According to biomechanical and animal studies, early weight bearing protocols is beneficial that it could optimize fracture healing[27]. For ankle fracture, early weight bearing after ORIF is feasible biomechanically without loss of reduction or fixation failure[28]. Dehghan et al[16] designed a multicenter RCT, 110 patients with an unstable ankle fracture underwent ORIF, they were randomly divided into two groups, in the early weightbearing group, patients started full weightbearing at 2 week after operation, in the late weightbearing group, patients kept nonweightbearing for 6 weeks. The author recommended early postoperative weightbearing because it brought early improved functional outcome and did not increase complication rate. Papachristou et al[29] designed a prospective study and suggested that early weight bearing could facilitate recovery and promote fracture union after ORIF for posterior malleolar fracture. In the present study, as ORIF and TEF could provide rigid stability and support, patients in group 1 spent less time to start weightbearing and achieve fracture union.

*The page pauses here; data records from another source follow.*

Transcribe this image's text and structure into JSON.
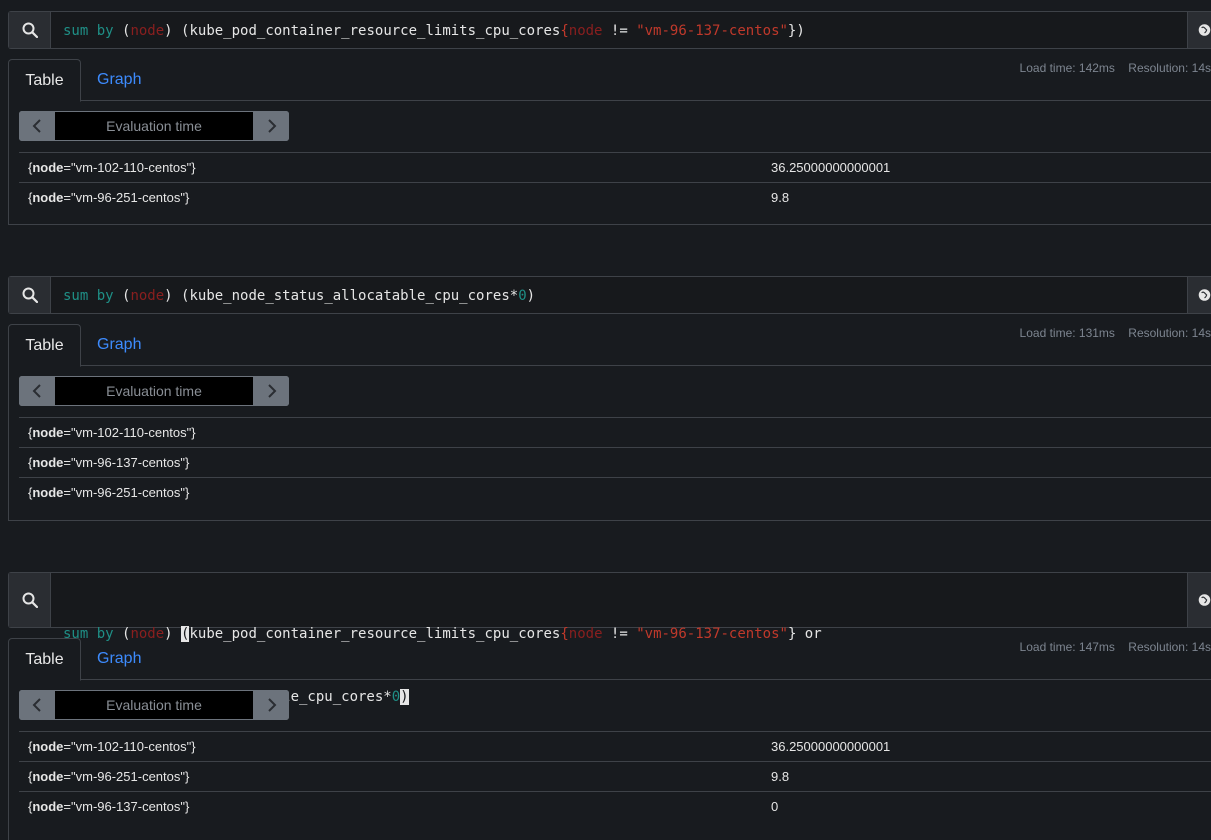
{
  "panels": [
    {
      "query": {
        "parts": [
          [
            "kw",
            "sum by "
          ],
          [
            "paren",
            "("
          ],
          [
            "lbl",
            "node"
          ],
          [
            "paren",
            ") (kube_pod_container_resource_limits_cpu_cores"
          ],
          [
            "str",
            "{"
          ],
          [
            "lbl",
            "node"
          ],
          [
            "paren",
            " != "
          ],
          [
            "str",
            "\"vm-96-137-centos\""
          ],
          [
            "paren",
            "})"
          ]
        ]
      },
      "tabs": {
        "table": "Table",
        "graph": "Graph"
      },
      "load_time": "Load time: 142ms",
      "resolution": "Resolution: 14s",
      "eval_placeholder": "Evaluation time",
      "rows": [
        {
          "label_key": "node",
          "label_value": "\"vm-102-110-centos\"",
          "value": "36.25000000000001"
        },
        {
          "label_key": "node",
          "label_value": "\"vm-96-251-centos\"",
          "value": "9.8"
        }
      ]
    },
    {
      "query": {
        "parts": [
          [
            "kw",
            "sum by "
          ],
          [
            "paren",
            "("
          ],
          [
            "lbl",
            "node"
          ],
          [
            "paren",
            ") (kube_node_status_allocatable_cpu_cores*"
          ],
          [
            "num",
            "0"
          ],
          [
            "paren",
            ")"
          ]
        ]
      },
      "tabs": {
        "table": "Table",
        "graph": "Graph"
      },
      "load_time": "Load time: 131ms",
      "resolution": "Resolution: 14s",
      "eval_placeholder": "Evaluation time",
      "rows": [
        {
          "label_key": "node",
          "label_value": "\"vm-102-110-centos\"",
          "value": ""
        },
        {
          "label_key": "node",
          "label_value": "\"vm-96-137-centos\"",
          "value": ""
        },
        {
          "label_key": "node",
          "label_value": "\"vm-96-251-centos\"",
          "value": ""
        }
      ]
    },
    {
      "query": {
        "line1": [
          [
            "kw",
            "sum by "
          ],
          [
            "paren",
            "("
          ],
          [
            "lbl",
            "node"
          ],
          [
            "paren",
            ") "
          ],
          [
            "cursor",
            "("
          ],
          [
            "paren",
            "kube_pod_container_resource_limits_cpu_cores"
          ],
          [
            "str",
            "{"
          ],
          [
            "lbl",
            "node"
          ],
          [
            "paren",
            " != "
          ],
          [
            "str",
            "\"vm-96-137-centos\""
          ],
          [
            "paren",
            "} or"
          ]
        ],
        "line2": [
          [
            "paren",
            "kube_node_status_allocatable_cpu_cores*"
          ],
          [
            "num",
            "0"
          ],
          [
            "cursor",
            ")"
          ]
        ]
      },
      "tabs": {
        "table": "Table",
        "graph": "Graph"
      },
      "load_time": "Load time: 147ms",
      "resolution": "Resolution: 14s",
      "eval_placeholder": "Evaluation time",
      "rows": [
        {
          "label_key": "node",
          "label_value": "\"vm-102-110-centos\"",
          "value": "36.25000000000001"
        },
        {
          "label_key": "node",
          "label_value": "\"vm-96-251-centos\"",
          "value": "9.8"
        },
        {
          "label_key": "node",
          "label_value": "\"vm-96-137-centos\"",
          "value": "0"
        }
      ]
    }
  ],
  "icons": {
    "search": "search-icon",
    "globe": "globe-icon",
    "prev": "chevron-left-icon",
    "next": "chevron-right-icon"
  }
}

Both methods brought inconvenience to patients’ daily life. A majority of patients in group 2 complained that it was weary to repeat the process of taking on and off the plaster cast when cleaning the affected lower extremity. In group 1, the external fixator provided an open space that did not cover the skin, few patients thought that it was a little difficult to keep the skin clean around the external apparatus. It could also be noticed that most patients in group 1 thought it inconvenient for clothing because special trousers were needed to cope with the external apparatus, few patients in group 2 thought it difficult to wear trousers when the plaster cast was not removed.

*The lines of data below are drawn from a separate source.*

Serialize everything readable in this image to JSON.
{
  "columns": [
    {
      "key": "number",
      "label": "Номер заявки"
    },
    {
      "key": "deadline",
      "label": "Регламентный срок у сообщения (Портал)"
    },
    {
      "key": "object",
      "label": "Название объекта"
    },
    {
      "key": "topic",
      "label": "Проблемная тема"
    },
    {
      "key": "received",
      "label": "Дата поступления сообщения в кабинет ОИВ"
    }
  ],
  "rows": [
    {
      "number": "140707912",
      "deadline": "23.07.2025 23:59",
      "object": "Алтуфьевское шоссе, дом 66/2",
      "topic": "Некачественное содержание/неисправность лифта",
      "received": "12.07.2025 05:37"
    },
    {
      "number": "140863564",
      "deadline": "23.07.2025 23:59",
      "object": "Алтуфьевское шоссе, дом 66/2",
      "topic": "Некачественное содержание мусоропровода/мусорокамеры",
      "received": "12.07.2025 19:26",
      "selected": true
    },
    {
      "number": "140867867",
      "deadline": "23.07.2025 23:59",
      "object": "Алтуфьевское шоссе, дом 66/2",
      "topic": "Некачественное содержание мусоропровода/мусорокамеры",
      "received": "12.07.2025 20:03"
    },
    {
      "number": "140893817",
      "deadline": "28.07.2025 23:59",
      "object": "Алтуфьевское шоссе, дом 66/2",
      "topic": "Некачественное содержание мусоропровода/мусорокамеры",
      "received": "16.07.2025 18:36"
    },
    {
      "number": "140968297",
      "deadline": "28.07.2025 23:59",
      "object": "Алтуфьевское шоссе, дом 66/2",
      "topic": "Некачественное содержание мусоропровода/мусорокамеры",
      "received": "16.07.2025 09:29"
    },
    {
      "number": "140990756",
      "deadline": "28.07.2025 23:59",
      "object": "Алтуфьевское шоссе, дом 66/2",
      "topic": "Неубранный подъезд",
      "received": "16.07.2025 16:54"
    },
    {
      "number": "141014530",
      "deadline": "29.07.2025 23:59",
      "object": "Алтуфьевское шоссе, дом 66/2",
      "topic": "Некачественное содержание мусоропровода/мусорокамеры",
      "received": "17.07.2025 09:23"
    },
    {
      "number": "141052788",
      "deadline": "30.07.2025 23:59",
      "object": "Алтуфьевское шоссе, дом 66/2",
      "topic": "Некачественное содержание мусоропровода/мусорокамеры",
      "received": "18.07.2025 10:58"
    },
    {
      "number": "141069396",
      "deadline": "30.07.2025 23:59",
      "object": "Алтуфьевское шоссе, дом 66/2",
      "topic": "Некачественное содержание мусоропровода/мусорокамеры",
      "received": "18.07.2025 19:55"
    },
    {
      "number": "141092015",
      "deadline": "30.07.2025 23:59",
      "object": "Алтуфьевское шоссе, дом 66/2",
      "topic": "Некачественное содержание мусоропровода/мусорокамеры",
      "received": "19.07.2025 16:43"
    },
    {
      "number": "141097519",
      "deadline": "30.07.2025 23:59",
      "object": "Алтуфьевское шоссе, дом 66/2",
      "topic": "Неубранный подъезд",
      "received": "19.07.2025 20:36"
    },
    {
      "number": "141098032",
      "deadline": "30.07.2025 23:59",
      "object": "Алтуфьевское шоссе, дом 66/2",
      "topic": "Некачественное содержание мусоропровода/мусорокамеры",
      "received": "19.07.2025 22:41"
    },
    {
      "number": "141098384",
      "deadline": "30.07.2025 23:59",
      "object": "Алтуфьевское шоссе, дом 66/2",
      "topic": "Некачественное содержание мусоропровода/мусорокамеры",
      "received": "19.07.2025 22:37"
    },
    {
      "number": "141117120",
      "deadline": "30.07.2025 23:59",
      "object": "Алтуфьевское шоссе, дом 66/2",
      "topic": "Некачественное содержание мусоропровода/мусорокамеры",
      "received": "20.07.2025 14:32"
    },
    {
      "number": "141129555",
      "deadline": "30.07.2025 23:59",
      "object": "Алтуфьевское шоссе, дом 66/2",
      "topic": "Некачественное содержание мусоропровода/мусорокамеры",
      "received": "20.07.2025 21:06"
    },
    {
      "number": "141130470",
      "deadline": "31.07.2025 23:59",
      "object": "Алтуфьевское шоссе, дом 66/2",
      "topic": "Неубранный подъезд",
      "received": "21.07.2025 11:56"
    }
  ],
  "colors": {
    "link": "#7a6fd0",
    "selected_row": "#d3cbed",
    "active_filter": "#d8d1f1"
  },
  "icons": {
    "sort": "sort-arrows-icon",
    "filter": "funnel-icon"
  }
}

There were several limitations in the present study. This was a retrospective study, and it was not randomized when assigning patients to different groups. We just analyzed SER IV fractures without other types of ankle fractures combined with deltoid ligament injury, the sample size was relatively small. Prospective comparative studies involving more samples are necessary for better illustration. However, in our study, the baseline data of the two groups were similar, most patients achieved satisfactory results, this study could provide reference for the management of SER IV fractures which have not been reported before. Regardless of fixation strategy, the ultimate goal is to have patients quickly and painlessly return to their preinjury activities and minimize the incidence of postoperative traumatic arthritis[5, 11, 30].